The blue one is for my Secret Pal 9; the orange one is for my friend Jane in Texas, and the black/olive/sand yarn was destined to become a pair of socks for my son. To my surprise he didn't like the colors (but it has black in it, and olive !).
So I decided to start a pair of socks for me - I settled for the 'jaywalker socks'.

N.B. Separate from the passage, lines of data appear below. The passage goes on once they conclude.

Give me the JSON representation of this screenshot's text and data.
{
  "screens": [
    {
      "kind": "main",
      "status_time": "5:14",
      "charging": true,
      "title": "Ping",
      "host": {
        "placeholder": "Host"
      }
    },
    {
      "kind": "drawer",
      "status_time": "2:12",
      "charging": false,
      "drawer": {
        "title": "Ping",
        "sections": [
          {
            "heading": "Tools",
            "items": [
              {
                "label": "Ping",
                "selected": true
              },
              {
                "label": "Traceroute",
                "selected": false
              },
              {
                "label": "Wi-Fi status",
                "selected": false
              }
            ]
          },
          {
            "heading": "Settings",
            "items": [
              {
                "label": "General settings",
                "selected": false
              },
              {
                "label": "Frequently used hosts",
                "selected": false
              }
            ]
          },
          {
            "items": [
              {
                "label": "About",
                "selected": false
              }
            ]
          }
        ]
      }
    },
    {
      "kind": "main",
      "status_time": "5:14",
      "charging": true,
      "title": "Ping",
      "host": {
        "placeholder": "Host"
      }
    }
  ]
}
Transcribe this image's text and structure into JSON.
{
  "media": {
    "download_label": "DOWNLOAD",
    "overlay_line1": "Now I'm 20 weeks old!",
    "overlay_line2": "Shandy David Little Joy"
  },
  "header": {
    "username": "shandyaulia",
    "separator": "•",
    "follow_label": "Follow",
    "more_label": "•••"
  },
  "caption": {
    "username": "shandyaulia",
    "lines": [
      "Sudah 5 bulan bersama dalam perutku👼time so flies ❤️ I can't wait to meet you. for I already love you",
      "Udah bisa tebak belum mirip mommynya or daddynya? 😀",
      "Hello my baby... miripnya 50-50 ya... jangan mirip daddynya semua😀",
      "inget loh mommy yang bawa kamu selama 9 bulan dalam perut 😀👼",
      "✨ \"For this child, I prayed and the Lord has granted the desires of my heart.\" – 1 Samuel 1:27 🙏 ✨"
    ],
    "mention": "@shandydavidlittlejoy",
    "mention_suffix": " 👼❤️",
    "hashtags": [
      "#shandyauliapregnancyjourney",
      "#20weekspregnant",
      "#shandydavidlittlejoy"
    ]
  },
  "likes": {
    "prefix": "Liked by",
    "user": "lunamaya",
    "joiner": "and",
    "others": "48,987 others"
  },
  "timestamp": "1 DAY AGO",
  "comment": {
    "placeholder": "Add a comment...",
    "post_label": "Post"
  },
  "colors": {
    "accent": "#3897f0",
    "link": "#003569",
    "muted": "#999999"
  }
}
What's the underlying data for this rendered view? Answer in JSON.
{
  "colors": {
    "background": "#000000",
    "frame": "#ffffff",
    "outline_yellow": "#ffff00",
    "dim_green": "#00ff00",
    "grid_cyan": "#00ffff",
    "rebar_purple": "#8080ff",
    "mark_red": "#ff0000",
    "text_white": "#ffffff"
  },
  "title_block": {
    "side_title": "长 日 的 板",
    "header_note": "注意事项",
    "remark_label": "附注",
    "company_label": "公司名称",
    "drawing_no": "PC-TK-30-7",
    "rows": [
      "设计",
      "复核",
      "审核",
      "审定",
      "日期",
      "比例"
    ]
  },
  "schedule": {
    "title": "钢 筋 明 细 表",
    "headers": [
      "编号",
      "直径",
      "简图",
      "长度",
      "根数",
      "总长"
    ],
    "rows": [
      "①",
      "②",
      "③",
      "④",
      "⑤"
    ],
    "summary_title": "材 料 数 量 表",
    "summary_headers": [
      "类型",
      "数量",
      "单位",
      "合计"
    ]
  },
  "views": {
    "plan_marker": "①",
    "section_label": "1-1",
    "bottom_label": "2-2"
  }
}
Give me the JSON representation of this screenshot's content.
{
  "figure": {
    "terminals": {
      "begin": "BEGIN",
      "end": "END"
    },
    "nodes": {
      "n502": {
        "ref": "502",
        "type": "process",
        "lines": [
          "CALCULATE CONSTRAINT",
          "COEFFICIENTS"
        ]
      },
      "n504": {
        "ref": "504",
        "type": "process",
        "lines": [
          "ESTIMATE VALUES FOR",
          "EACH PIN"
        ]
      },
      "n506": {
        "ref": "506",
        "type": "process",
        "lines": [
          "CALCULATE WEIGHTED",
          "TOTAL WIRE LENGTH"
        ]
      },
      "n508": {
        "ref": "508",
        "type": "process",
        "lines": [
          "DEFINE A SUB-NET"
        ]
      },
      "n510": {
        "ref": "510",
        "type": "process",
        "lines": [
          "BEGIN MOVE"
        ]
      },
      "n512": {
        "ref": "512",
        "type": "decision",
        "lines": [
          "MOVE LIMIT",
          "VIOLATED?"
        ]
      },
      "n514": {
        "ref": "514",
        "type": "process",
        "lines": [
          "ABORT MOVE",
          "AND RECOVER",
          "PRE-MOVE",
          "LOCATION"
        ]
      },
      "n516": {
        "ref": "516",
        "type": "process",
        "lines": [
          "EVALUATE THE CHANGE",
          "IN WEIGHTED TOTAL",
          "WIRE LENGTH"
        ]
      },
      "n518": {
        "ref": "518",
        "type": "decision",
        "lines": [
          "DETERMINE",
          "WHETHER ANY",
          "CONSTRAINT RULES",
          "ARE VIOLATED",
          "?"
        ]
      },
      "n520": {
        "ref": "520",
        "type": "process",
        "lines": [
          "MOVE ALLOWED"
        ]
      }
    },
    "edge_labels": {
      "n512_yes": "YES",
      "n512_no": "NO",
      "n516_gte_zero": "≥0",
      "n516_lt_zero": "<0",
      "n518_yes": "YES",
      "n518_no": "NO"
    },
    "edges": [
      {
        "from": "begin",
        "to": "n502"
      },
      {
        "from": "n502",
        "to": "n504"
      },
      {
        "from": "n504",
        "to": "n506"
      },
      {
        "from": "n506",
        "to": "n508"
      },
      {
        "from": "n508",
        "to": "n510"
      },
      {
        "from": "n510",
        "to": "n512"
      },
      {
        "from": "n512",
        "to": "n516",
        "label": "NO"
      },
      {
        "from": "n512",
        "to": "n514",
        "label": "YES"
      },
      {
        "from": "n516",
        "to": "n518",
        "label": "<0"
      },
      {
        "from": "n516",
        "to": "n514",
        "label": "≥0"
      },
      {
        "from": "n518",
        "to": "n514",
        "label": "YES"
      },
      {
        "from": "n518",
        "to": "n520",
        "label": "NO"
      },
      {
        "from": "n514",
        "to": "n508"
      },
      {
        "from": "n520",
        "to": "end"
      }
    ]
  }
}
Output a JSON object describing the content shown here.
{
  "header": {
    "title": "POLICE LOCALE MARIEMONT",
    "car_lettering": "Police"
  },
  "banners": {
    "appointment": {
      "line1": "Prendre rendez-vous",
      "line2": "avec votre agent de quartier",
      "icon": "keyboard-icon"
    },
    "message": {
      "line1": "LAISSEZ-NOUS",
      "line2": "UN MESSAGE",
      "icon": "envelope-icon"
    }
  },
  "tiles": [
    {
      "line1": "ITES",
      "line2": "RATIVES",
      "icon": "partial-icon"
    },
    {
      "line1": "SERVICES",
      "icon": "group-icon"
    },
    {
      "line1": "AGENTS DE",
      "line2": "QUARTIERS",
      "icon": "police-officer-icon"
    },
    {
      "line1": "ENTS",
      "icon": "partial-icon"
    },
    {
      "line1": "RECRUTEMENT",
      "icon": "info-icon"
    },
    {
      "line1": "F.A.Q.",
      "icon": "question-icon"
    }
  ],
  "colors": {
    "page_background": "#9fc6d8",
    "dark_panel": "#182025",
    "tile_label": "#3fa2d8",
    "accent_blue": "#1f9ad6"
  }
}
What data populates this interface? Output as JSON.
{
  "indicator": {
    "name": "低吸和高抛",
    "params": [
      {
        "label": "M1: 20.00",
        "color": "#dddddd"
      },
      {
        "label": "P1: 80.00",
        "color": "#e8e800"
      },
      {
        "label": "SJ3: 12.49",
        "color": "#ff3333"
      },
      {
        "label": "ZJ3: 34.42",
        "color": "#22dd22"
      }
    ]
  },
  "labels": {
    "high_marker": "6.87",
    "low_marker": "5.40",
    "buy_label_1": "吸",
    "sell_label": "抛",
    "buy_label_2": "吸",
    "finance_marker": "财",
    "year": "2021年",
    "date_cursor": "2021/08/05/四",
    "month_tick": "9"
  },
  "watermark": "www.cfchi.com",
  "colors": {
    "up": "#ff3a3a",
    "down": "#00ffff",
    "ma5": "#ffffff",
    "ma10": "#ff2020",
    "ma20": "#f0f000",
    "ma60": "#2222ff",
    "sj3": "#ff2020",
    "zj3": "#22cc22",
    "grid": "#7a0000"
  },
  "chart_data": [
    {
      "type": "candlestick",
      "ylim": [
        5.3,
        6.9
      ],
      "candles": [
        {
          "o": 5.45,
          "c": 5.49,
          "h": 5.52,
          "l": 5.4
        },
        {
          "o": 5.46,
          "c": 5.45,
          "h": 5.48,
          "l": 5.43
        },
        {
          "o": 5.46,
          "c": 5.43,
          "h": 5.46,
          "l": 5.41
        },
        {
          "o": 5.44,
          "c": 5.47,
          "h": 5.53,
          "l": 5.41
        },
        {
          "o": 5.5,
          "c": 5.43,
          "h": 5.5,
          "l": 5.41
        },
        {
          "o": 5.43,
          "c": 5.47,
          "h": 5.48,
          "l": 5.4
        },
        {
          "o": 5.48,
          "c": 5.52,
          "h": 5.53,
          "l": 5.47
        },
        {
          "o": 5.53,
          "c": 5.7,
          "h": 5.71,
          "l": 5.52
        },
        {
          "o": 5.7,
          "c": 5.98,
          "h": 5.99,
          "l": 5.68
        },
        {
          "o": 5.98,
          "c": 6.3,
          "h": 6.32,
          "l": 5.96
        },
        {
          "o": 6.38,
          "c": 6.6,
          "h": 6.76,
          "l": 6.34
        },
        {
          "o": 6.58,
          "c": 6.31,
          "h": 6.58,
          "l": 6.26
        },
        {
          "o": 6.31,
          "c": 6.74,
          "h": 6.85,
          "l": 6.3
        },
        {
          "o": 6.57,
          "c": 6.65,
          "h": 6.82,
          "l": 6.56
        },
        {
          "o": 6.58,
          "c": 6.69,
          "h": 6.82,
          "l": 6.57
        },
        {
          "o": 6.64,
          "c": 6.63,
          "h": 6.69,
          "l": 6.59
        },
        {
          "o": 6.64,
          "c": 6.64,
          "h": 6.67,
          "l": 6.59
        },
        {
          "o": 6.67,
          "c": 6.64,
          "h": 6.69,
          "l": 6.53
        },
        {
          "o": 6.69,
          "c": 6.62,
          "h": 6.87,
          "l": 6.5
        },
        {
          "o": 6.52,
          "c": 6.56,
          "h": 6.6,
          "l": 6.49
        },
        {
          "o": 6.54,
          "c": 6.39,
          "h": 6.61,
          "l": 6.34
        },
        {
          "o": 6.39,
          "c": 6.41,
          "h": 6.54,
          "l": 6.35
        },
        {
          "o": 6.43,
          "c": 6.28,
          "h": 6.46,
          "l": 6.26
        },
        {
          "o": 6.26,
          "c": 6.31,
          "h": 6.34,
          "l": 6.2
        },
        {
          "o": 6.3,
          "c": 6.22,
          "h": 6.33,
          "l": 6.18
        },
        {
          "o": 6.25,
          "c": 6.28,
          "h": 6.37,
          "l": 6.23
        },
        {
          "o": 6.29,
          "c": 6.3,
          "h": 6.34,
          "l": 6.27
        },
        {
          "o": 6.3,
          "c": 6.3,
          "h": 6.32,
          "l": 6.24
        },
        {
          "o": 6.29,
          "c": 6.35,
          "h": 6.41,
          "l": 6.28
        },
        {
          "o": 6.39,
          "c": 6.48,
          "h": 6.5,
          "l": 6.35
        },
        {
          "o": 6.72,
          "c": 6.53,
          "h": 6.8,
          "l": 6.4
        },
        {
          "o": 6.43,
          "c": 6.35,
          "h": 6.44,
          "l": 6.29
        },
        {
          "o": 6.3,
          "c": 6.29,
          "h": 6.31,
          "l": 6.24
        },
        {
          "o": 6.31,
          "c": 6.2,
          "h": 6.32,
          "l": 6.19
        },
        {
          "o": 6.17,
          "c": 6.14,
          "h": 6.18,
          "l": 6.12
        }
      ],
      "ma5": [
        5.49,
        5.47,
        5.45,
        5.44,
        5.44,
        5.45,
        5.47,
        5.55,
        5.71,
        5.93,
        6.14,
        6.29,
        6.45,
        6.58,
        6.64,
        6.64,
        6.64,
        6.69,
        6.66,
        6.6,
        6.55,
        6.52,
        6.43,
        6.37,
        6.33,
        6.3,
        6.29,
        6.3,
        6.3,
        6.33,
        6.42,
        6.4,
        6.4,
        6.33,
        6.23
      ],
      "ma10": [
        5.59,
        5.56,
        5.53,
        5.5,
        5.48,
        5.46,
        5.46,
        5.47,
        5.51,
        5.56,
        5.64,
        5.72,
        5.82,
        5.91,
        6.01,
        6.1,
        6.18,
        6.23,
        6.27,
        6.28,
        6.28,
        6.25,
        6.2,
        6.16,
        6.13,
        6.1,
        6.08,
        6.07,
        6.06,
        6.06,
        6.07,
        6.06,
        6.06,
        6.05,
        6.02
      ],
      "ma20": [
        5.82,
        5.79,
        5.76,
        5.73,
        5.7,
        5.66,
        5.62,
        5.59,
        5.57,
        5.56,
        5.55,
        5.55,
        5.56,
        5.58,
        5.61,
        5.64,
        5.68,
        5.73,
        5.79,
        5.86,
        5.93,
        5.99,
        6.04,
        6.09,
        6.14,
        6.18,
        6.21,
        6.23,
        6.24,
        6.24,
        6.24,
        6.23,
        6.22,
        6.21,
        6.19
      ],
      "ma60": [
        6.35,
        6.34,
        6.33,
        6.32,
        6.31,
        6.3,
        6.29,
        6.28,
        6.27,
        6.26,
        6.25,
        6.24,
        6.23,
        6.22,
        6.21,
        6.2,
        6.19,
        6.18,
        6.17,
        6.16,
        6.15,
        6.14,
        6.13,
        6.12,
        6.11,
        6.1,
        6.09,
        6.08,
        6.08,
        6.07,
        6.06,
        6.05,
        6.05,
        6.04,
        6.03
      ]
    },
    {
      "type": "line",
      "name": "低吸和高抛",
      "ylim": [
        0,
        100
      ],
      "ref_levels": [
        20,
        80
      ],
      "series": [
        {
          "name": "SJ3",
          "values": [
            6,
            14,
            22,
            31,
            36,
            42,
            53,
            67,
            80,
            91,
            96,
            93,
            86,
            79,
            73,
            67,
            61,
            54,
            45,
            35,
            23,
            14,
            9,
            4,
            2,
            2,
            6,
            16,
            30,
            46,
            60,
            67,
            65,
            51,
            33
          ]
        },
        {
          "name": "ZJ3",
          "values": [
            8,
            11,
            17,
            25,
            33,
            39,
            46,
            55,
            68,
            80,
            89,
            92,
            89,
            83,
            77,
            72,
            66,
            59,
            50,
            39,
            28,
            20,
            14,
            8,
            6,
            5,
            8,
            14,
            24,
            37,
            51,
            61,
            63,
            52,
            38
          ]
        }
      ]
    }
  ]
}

Now usually I knit my socks on 60 stitches, but this pattern calls for 76 stitches to cast on. OK, I thought, maybe this pattern has not much give, so it makes sense to cast on a bit more stitches. But when I had knitted the cuff, it looked soooo big, that I decided to decrease to 68 stitches. Well, let me tell you, this pattern calls for 76 stitches for a reason. And I only realised this when I had knitted the first sock, and tried it on. I could not get the sock over my heel. So frogging the first attempt was in order.
As my need for simple, mindless knitting was not satisfied, I cast on for another sock.
This is 'fancy rib socks', from the 'subscriber only' part of the Interweave knits website, knitted in Knitpicks 'essential'.
My second attempt at the 'jaywalker socks' resulted in another failure, that only got noticed when the decreases for the toe didn't add up. The zigzag pattern is formed by increasing on both ends of the needle, and decreasing in the middle. Somewhere I managed to increase without the corresponding decrease. I knitted a complete foot before this came obvious. So frogging the foot back to the heel flap was in order.
I have knitted this sock for the 3d time now - so I really got lots of knitting time for my money. And for the good order : it is entirely due to me not paying attention. There is nothing wrong with the pattern.